Once all the locking plates are removed, it's time to get the steel plate detached from the aluminium frame. Most of the time, this is fairly easy done since the glue used at the time did not hold very well. I use a long cutter knife that I stick between the plate and frame. On the Beograms and certainly on the Beocords they seem to have used another type of glue that holds very well (and very difficult to remove...!).





The hardest part is now to get all the old glue removed. I use a flat cutter knife again and some fine grid sandpaper. Followed by an alcohol cleaning.


The most difficult part is coming up now: to get the key panel recoated! As mentioned, the panel is brushed with some coating on top. Those fingerprints are in fact areas where the coating has disappeared over time. Small scratches in the coating do not leave permanent marks. Once the metal itself has scratches, they can not be removed. DO NOT TRY TO SAND THE PANEL. It will ruin the brushed, matt aspect forever....

So, let's remove the coating. A special paint removal (used in the automotive industry) is used.





I always need to apply a few layers of paint removal before all the coating is gone. The chemicals used in the paint removal are dangerous, so take the necessary precautions. They act very fast (10- 30 seconds). A good wash with water and detergent is next. And yes, they shine now........and that is not the way we want it!



We need to bring back the coating. Another difficult task. I've tried different coatings/lackers and again the best is matt/satin clear lacker used in the automotive industry. You need a dust free environment to apply the coating. I looked at how spraying cabins for cars are made and created my own, miniature spraying cabin. It's made out of wood, with a plexi hinged door and a Durst UT100 on top. This Durst is used by analog film photographers to dry there rolls of film pelicule. It has a blower, a heater (with 2 settings) and a dust filter build in. It blows into the cabinet providing a small overpressure with the idea to keep dust out. 

It works fairly well, but still not easy to keep all dust particle out. 


Applying the coating requires some experience. I  have done this like 8 times now, and still make mistakes. This time I put to much coating on the plate the first time and had to redo the procedure of cleaning and coating all over again. 

The coating also requires 24 hours of hardening. I keep the heater on during the first couple of hours on setting 1 (about 40 degr. Celcius). 

This is the result once the whole proces is done. The matt, satin look is back again !







Not bad at all I must say !

Back to the aluminum frame now. Once all the glue is removed from the aluminum frame, it's time to get the black lines repainted on the frame. Some masking tape is used and a fine brush to paint the lines back with matt black metal paint.

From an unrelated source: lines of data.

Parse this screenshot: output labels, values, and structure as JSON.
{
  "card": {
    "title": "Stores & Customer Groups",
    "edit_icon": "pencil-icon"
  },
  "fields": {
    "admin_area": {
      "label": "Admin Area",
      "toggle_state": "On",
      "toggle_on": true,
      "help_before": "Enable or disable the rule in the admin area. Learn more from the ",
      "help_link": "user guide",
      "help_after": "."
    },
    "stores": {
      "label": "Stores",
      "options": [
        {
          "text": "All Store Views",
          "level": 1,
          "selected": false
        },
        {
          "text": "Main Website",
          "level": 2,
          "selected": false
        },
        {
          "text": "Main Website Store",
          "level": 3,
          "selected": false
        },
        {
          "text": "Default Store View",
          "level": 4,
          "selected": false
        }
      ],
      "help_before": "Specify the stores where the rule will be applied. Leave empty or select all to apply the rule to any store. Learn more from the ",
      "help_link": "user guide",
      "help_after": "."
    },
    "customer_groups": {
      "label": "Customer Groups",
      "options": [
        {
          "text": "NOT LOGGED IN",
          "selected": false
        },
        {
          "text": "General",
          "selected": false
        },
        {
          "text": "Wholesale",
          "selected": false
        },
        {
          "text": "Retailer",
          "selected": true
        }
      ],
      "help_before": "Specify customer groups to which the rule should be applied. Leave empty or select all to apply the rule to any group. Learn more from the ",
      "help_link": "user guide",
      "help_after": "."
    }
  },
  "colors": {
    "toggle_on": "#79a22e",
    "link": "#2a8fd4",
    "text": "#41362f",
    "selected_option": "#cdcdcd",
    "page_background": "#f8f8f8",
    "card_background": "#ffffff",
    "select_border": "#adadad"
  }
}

This looks a lot better already !


Once the frame is cleaned and the lines repainted, the steel panel plate needs to be glued back on the frame. To make sure that both pieces are perfectly aligned, I made a wood fitting piece. It's important that the gap (1mm) between the key "tongues" and the aluminium frame is correct and the same all along the frame. I use 4 metal plates of exactly 1mm thick as chims. 



With the two pieces well aligned and the glue added, I use a wood plank and spanners to hold everything together until the glue has dried.



While waiting for the glue to dry, I took the FM dial wheel/flywheel spindle through the same procedure.







And 24 hours later, time to check all is OK...


Looks like new (well, almost...)!

All the black plastic locking plates are back in place as well.